“That’s the real business of life, Sim, to be sure. There’s the girl’s bread and dripping. Run up with it like a good lad, or I shall spoil the pudding. You had better take the lantern; the old tower is full of bats and draughts.”

The man put the oil flask on the shelf, and, dropping the white cloth over his face, took down a horn lantern from a beam and lit the candle in it with a burning brand from the fire. He trod on the dog’s paw in the doing of it, and gave the beast his boot in the ribs because he presumed to snarl at him.

“Anything to wash it down?”

“I filled the jug this morning.”

Simon Pinniger picked up the pewter plate and marched off swinging the lantern. From the kitchen a passage led to what had been the hall, now rafterless, with the stars blinking between ivied walls. A flight of steps led to a door that opened into the lower story of the tower. Simon put the lantern down, pulled out a key, and, unlocking the door, picked up the lantern again and began to climb the interminable stair. Thud, thud, thud, up into the darkness, with the light from the lantern swinging this way and that, and the raw cold of the autumn night breathing in at the open squints, and through the shot-holes that could be seen here and there in the walls. Simon Pinniger climbed sixty steps or so, passing two narrow landings before he came to a door with a bar across it. He put down the lantern, unlocked the door, lifted the bar that worked upon a pin, and, opening the door about a foot, pushed the plate in with the toe of his boot.

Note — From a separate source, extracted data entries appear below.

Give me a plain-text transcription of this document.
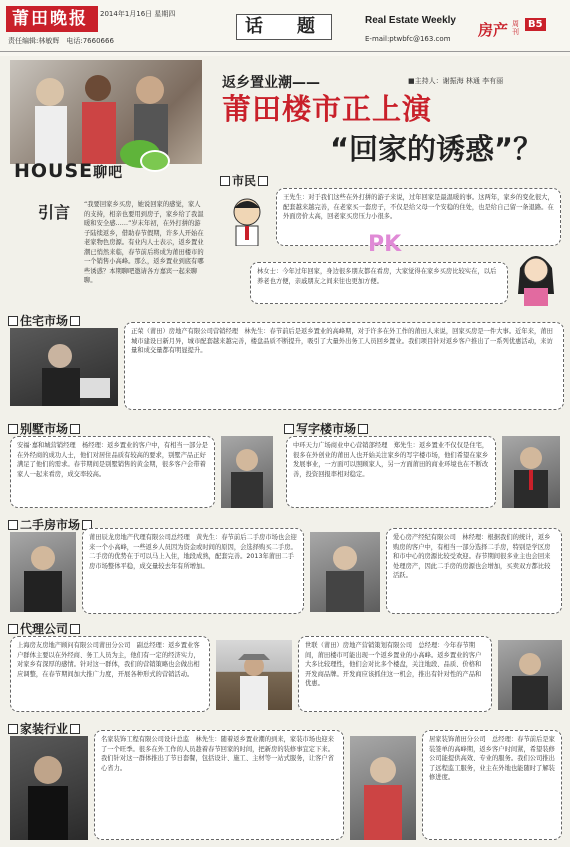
莆田晚报	2014年1月16日 星期四
责任编辑:林敏辉　电话:7660666
话　题	Real Estate Weekly
E-mail:ptwbfc@163.com 房产 周刊
B5
HOUSE聊吧
引言 “我要回家乡买房，她说回家的感觉，家人的支持，相亲也要用到房子，家乡给了我温暖和安全感……”岁末年初，在外打拼的游子陆续返乡，借助春节假期，许多人开始在老家物色房源。有业内人士表示，返乡置业潮已悄然来临，春节前后将成为莆田楼市的一个销售小高峰。那么，返乡置业到底有哪些诱惑？本期聊吧邀请各方嘉宾一起来聊聊。
返乡置业潮——	■主持人：谢振海 林通 李有丽
莆田楼市正上演
“回家的诱惑”？
市民
王先生：对于我们这些在外打拼的游子来说，过年回家是最温暖的事。这两年，家乡的变化很大，配套越来越完善，在老家买一套房子，不仅是给父母一个安稳的住处，也是给自己留一条退路。在外面房价太高，回老家买房压力小很多。
PK
林女士：今年过年回家，身边很多朋友都在看房，大家觉得在家乡买房比较实在，以后养老也方便，亲戚朋友之间来往也更加方便。
住宅市场
正荣（莆田）房地产有限公司营销经理　林先生：春节前后是返乡置业的高峰期，对于许多在外工作的莆田人来说，回家买房是一件大事。近年来，莆田城市建设日新月异，城市配套越来越完善，楼盘品质不断提升，吸引了大量外出务工人员回乡置业。我们项目针对返乡客户推出了一系列优惠活动，来访量和成交量都有明显提升。
别墅市场
安福·嘉和城营销经理　杨经理：返乡置业的客户中，有相当一部分是在外经商的成功人士，他们对居住品质有较高的要求，别墅产品正好满足了他们的需求。春节期间是别墅销售的黄金期，很多客户会带着家人一起来看房，成交率较高。
写字楼市场
中环天力广场商业中心营销部经理　郑先生：返乡置业不仅仅是住宅，很多在外创业的莆田人也开始关注家乡的写字楼市场，他们希望在家乡发展事业，一方面可以照顾家人，另一方面莆田的商业环境也在不断改善，投资回报率相对稳定。
二手房市场
莆田辰龙房地产代理有限公司总经理　黄先生：春节前后二手房市场也会迎来一个小高峰，一些返乡人员因为资金或时间的原因，会选择购买二手房。二手房的优势在于可以马上入住，地段成熟，配套完善。2013年莆田二手房市场整体平稳，成交量较去年有所增加。
爱心房产经纪有限公司　林经理：根据我们的统计，返乡购房的客户中，有相当一部分选择二手房，特别是学区房和市中心的房源比较受欢迎。春节期间很多业主也会回来处理房产，因此二手房的房源也会增加，买卖双方都比较活跃。
代理公司
上海房友房地产顾问有限公司莆田分公司　副总经理：返乡置业客户群体主要以在外经商、务工人员为主，他们有一定的经济实力，对家乡有深厚的感情。针对这一群体，我们的营销策略也会做出相应调整，在春节期间加大推广力度，开展各种形式的营销活动。
世联（莆田）房地产营销策划有限公司　总经理：今年春节期间，莆田楼市可能出现一个返乡置业的小高峰。返乡置业的客户大多比较理性，他们会对比多个楼盘，关注地段、品质、价格和开发商品牌。开发商应该抓住这一机会，推出有针对性的产品和优惠。
家装行业
名家装饰工程有限公司设计总监　林先生：随着返乡置业潮的到来，家装市场也迎来了一个旺季。很多在外工作的人员趁着春节回家的时间，把新房的装修事宜定下来。我们针对这一群体推出了节日套餐，包括设计、施工、主材等一站式服务，让客户省心省力。
居家装饰莆田分公司　总经理：春节前后是家装签单的高峰期，返乡客户时间紧，希望装修公司能提供高效、专业的服务。我们公司推出了远程监工服务，业主在外地也能随时了解装修进度。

“Supper,” was all he said.

Then, after the turning of the lock and the creaking of the bar, the thud, thud died down again into the darkness of the stair.

Only one thing moved for the moment in the tower-room, and that a mouse, who came out boldly to nibble at the bread on the pewter plate. A single window, high up in the wall and closed with stanchions, let in the brown gloom of the dusk and the glitter of a star. There was no fire, no furniture to speak of, and nothing that could be broken and used as an edge to cut and wound.

In one corner stood a truckle-bed, and sitting thereon a still, shadowy figure whose face showed a gray oval in the darkness. The place seemed far above all sound, though the wind might moan there and shake the ivy on the wall.

The figure rose from the bed and moved toward the door. It went on its knees there, and with cold hands began to crumble some of the rough bread. A tiny shadow crept up toward the white fingers and took crumbs. It was so little a thing, too small to be caressed, yet it had grown tame in one short month, and, above all, it was alive.